01
「ただいま戻りました〜」
千代田署に戻って来た南たち一行を待っていたのは殺人事件が起きたと言うのにいつもと変わらぬ雰囲気の刑事課。
「お疲れさん。現場はどうだった?」
デスクでお茶を啜りながら課長の猪瀬が声を上げる。
「課長〜、どうもこうもありませんって。詳しい事は何にも聞かされてないんですから」
「ま、そりゃそうだわな」
ソファに座り将棋を指している男が横から声をかけた。
「チョウさん!と署長…、お疲れ様です」
そこにいたのは、署長の鹿村とベテランのチョウさんこと蝶野だった。
「別に疲れちゃいねぇよっと。はい、王手ね」
「ちょ、ちょっと待ってよ。チョウさん〜」
「勝負の世界に待ったはないんだよ。今晩は署長さんの奢りね」
和気藹々とした2人様子を見ていた西尾が口を開いた。
「いいんですか〜?本庁の皆さんが来てるのに賭博なんかしてて。査問委員会に……」
「……あ!そうそう南君、後でいいから捜査本部に行ってきなさいよ。呼ばれてるからね」
話を逸らすかの様に慌てて署長が南に話を振った。
「本部?俺がですか?」
「南よ〜、お前さんまた何かやらかしたのか?」
蝶野がニヤニヤしながら南の肩に手を回した。
「ちょっと、またって止めて下さいよ!またって!今回はまだ何もしてませんって」
蝶野の腕を退かし、言われのない冷やかしに反論した。
「判ってますって先輩。とりあえず、行きましょう。捜査本部に。ね!行きましょう。」
半ば東山に引き摺られる形で刑事課を後にした南。
「そうだ先輩、蝶野さんっていつ仕事してんすかね?」
ふいに東山はいつも懐いていた疑問を南にぶつけてみた。
「チョウさんか?」
「えぇ…。だっていつ見てもお茶飲んでるか将棋指してますよね?」
「…そっか。お前は知らなかったか」
「何の事っすか?」
まだ配属されて日の浅い東山は知らない。蝶野の凄さや逸話を。
「チョウさんはな、いつもはポケーッとしてるけど外に出たら、ひったくりやら空き巣を捕まえて帰って来るんだよな。しかも、毎回確実にな」
その正確さからか、署内では"チョウさんが動けば事件が起こった証拠"とまで言われている。

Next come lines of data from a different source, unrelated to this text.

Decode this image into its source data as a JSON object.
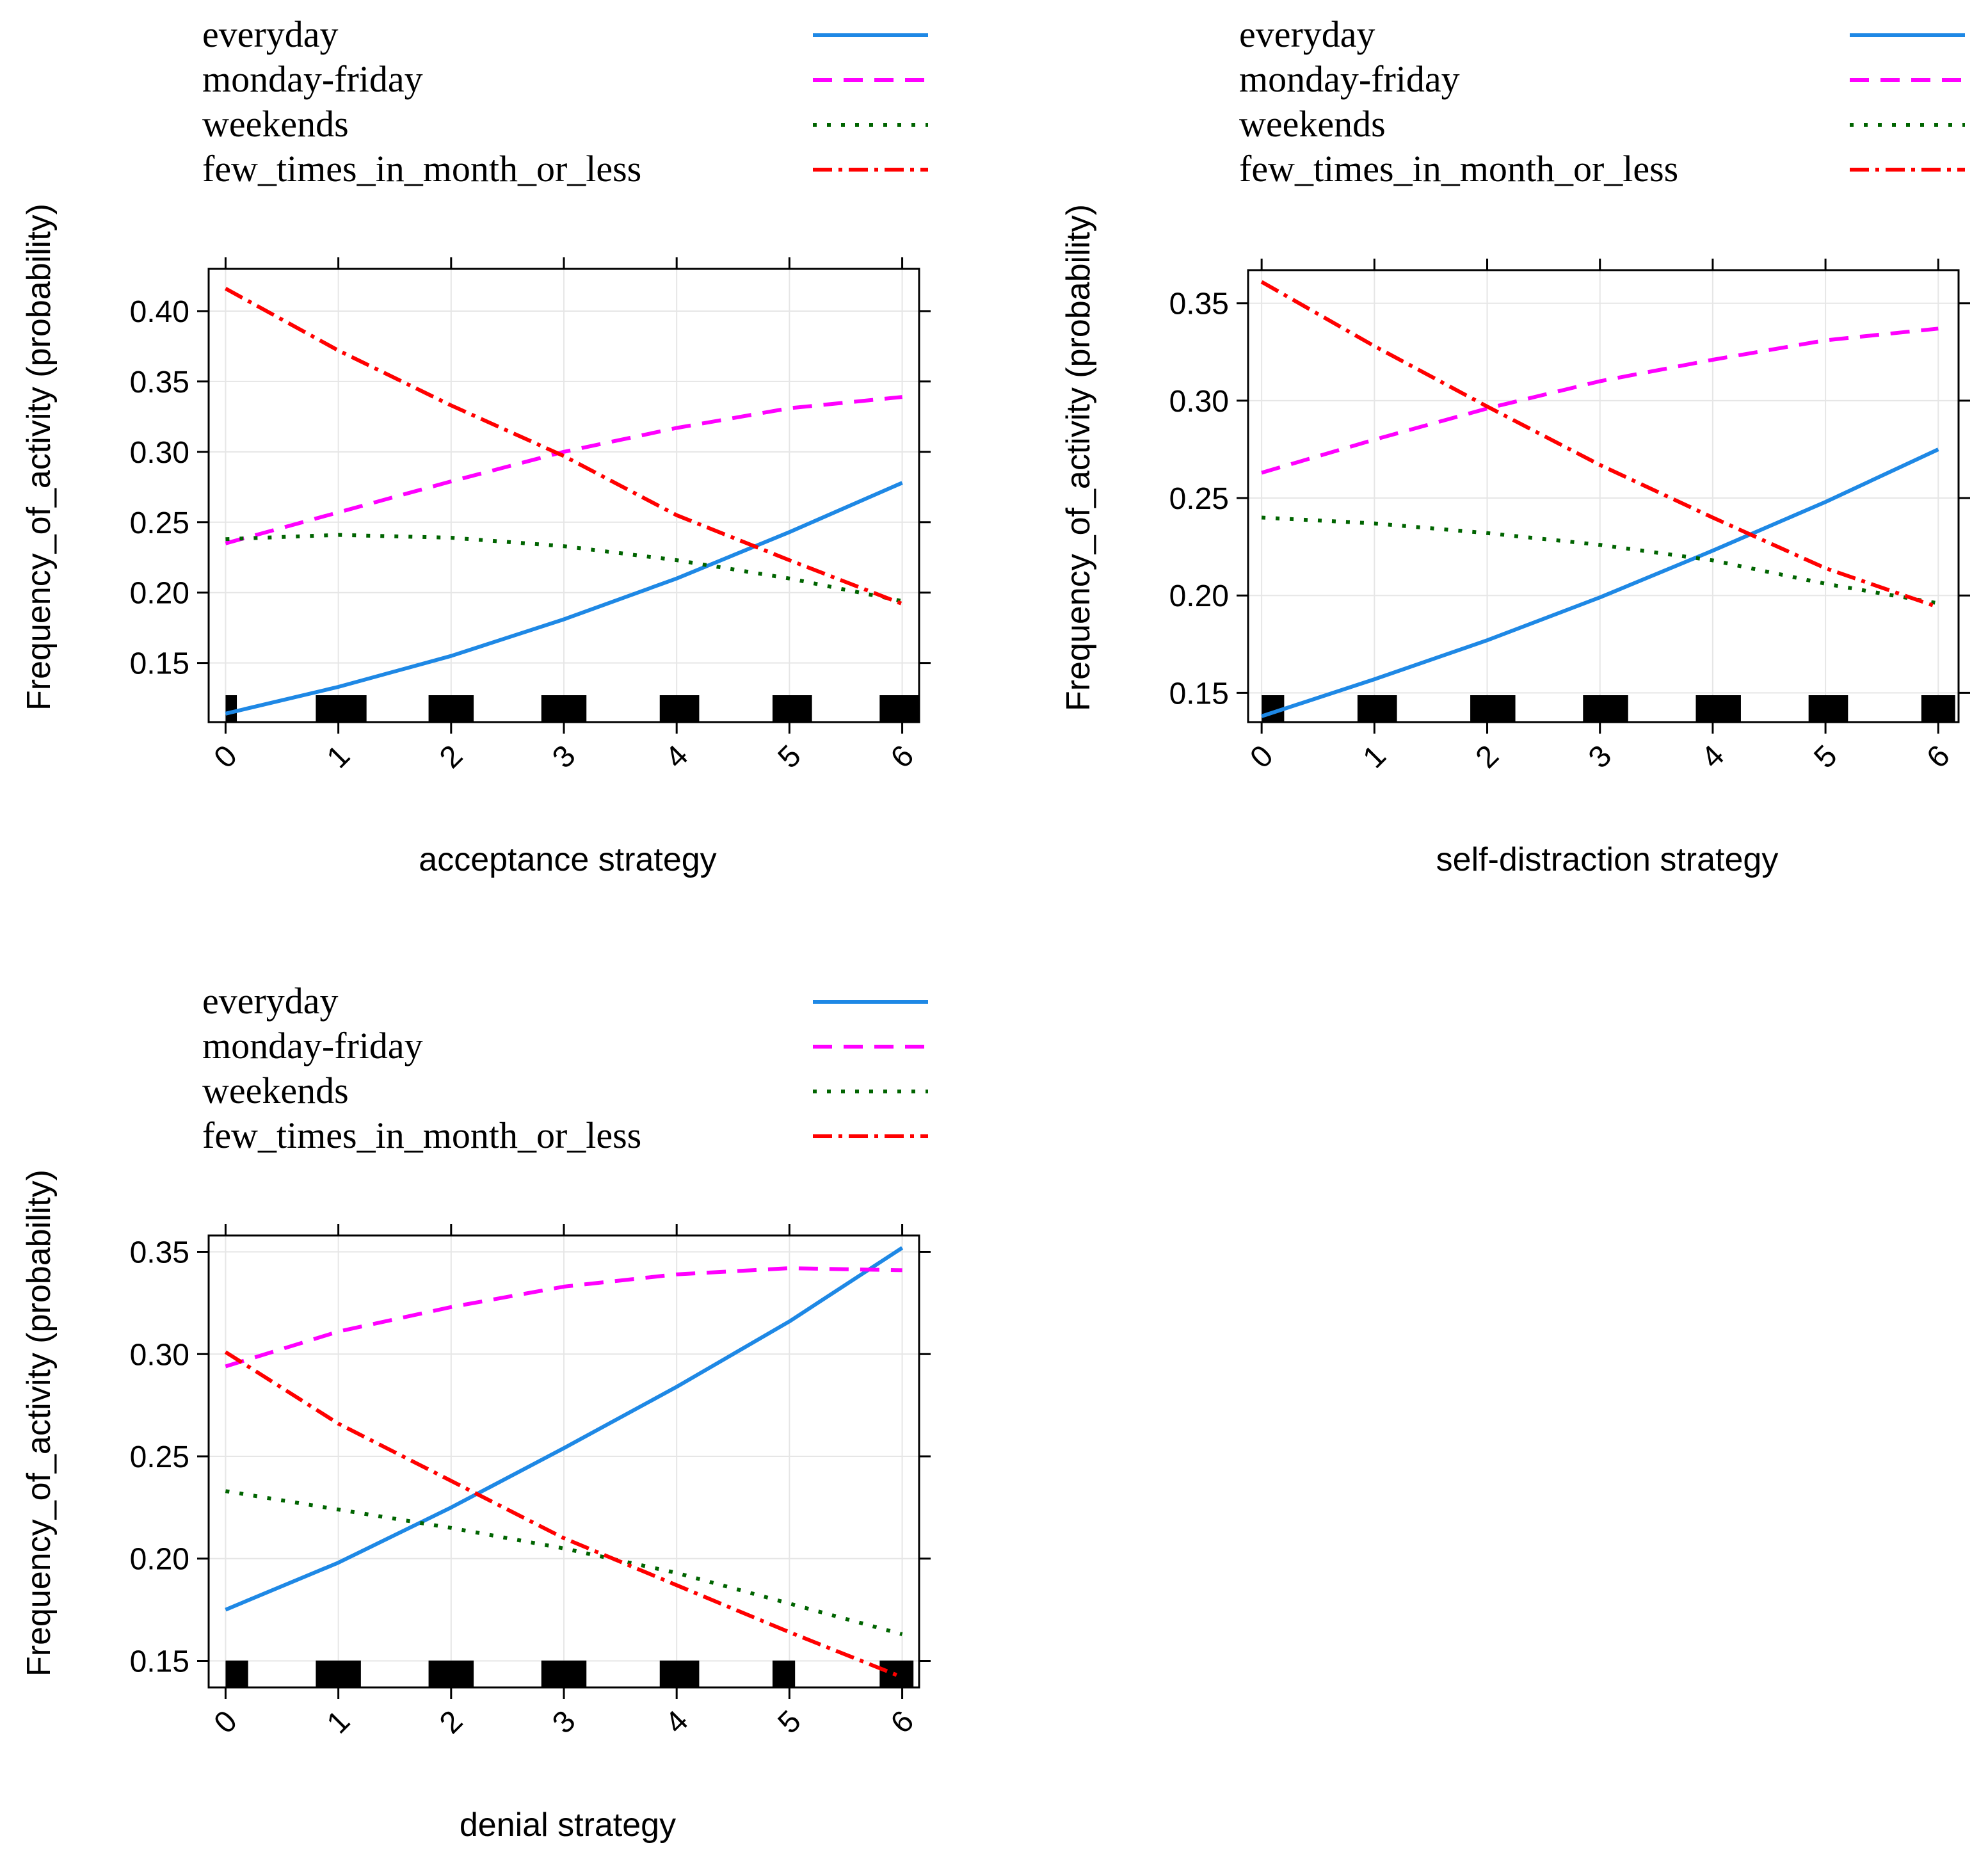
{
  "legend": {
    "entries": [
      "everyday",
      "monday-friday",
      "weekends",
      "few_times_in_month_or_less"
    ],
    "colors": [
      "#1e88e5",
      "#ff00ff",
      "#006400",
      "#ff0000"
    ]
  },
  "chart_data": [
    {
      "type": "line",
      "title": "",
      "xlabel": "acceptance strategy",
      "ylabel": "Frequency_of_activity (probability)",
      "xlim": [
        -0.15,
        6.15
      ],
      "ylim": [
        0.108,
        0.43
      ],
      "x_ticks": [
        "0",
        "1",
        "2",
        "3",
        "4",
        "5",
        "6"
      ],
      "y_ticks": [
        "0.15",
        "0.20",
        "0.25",
        "0.30",
        "0.35",
        "0.40"
      ],
      "x": [
        0,
        1,
        2,
        3,
        4,
        5,
        6
      ],
      "series": [
        {
          "name": "everyday",
          "values": [
            0.114,
            0.133,
            0.155,
            0.181,
            0.21,
            0.243,
            0.278
          ]
        },
        {
          "name": "monday-friday",
          "values": [
            0.235,
            0.257,
            0.279,
            0.3,
            0.317,
            0.331,
            0.339
          ]
        },
        {
          "name": "weekends",
          "values": [
            0.238,
            0.241,
            0.239,
            0.233,
            0.223,
            0.21,
            0.194
          ]
        },
        {
          "name": "few_times_in_month_or_less",
          "values": [
            0.416,
            0.372,
            0.333,
            0.297,
            0.255,
            0.223,
            0.192
          ]
        }
      ],
      "rug": [
        [
          0,
          0.1
        ],
        [
          0.8,
          1.25
        ],
        [
          1.8,
          2.2
        ],
        [
          2.8,
          3.2
        ],
        [
          3.85,
          4.2
        ],
        [
          4.85,
          5.2
        ],
        [
          5.8,
          6.15
        ]
      ]
    },
    {
      "type": "line",
      "title": "",
      "xlabel": "self-distraction strategy",
      "ylabel": "Frequency_of_activity (probability)",
      "xlim": [
        -0.12,
        6.18
      ],
      "ylim": [
        0.135,
        0.367
      ],
      "x_ticks": [
        "0",
        "1",
        "2",
        "3",
        "4",
        "5",
        "6"
      ],
      "y_ticks": [
        "0.15",
        "0.20",
        "0.25",
        "0.30",
        "0.35"
      ],
      "x": [
        0,
        1,
        2,
        3,
        4,
        5,
        6
      ],
      "series": [
        {
          "name": "everyday",
          "values": [
            0.138,
            0.157,
            0.177,
            0.199,
            0.223,
            0.248,
            0.275
          ]
        },
        {
          "name": "monday-friday",
          "values": [
            0.263,
            0.28,
            0.296,
            0.31,
            0.321,
            0.331,
            0.337
          ]
        },
        {
          "name": "weekends",
          "values": [
            0.24,
            0.237,
            0.232,
            0.226,
            0.218,
            0.206,
            0.196
          ]
        },
        {
          "name": "few_times_in_month_or_less",
          "values": [
            0.361,
            0.328,
            0.297,
            0.267,
            0.24,
            0.214,
            0.194
          ]
        }
      ],
      "rug": [
        [
          0,
          0.2
        ],
        [
          0.85,
          1.2
        ],
        [
          1.85,
          2.25
        ],
        [
          2.85,
          3.25
        ],
        [
          3.85,
          4.25
        ],
        [
          4.85,
          5.2
        ],
        [
          5.85,
          6.15
        ]
      ]
    },
    {
      "type": "line",
      "title": "",
      "xlabel": "denial strategy",
      "ylabel": "Frequency_of_activity (probability)",
      "xlim": [
        -0.15,
        6.15
      ],
      "ylim": [
        0.137,
        0.358
      ],
      "x_ticks": [
        "0",
        "1",
        "2",
        "3",
        "4",
        "5",
        "6"
      ],
      "y_ticks": [
        "0.15",
        "0.20",
        "0.25",
        "0.30",
        "0.35"
      ],
      "x": [
        0,
        1,
        2,
        3,
        4,
        5,
        6
      ],
      "series": [
        {
          "name": "everyday",
          "values": [
            0.175,
            0.198,
            0.225,
            0.254,
            0.284,
            0.316,
            0.352
          ]
        },
        {
          "name": "monday-friday",
          "values": [
            0.294,
            0.311,
            0.323,
            0.333,
            0.339,
            0.342,
            0.341
          ]
        },
        {
          "name": "weekends",
          "values": [
            0.233,
            0.224,
            0.215,
            0.205,
            0.193,
            0.178,
            0.163
          ]
        },
        {
          "name": "few_times_in_month_or_less",
          "values": [
            0.301,
            0.266,
            0.238,
            0.21,
            0.187,
            0.164,
            0.142
          ]
        }
      ],
      "rug": [
        [
          0,
          0.2
        ],
        [
          0.8,
          1.2
        ],
        [
          1.8,
          2.2
        ],
        [
          2.8,
          3.2
        ],
        [
          3.85,
          4.2
        ],
        [
          4.85,
          5.05
        ],
        [
          5.8,
          6.1
        ]
      ]
    }
  ]
}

「へぇ〜それは凄いっすね。でも…、そろそろ定年なんじゃないっすか?」
「あぁ。かもな…」
そう、蝶野の年齢は誰も知らない。署長の先輩とか噂されているが、結局のところ何歳なのか正しい年齢は誰一人として知る者はいない。
「……ここっすね」
そんな下らない話をしている内に捜査会議中の本部に辿り着いた。
「……じゃ、開けますね」
異様な空気に包まれた本部への扉が開かれた。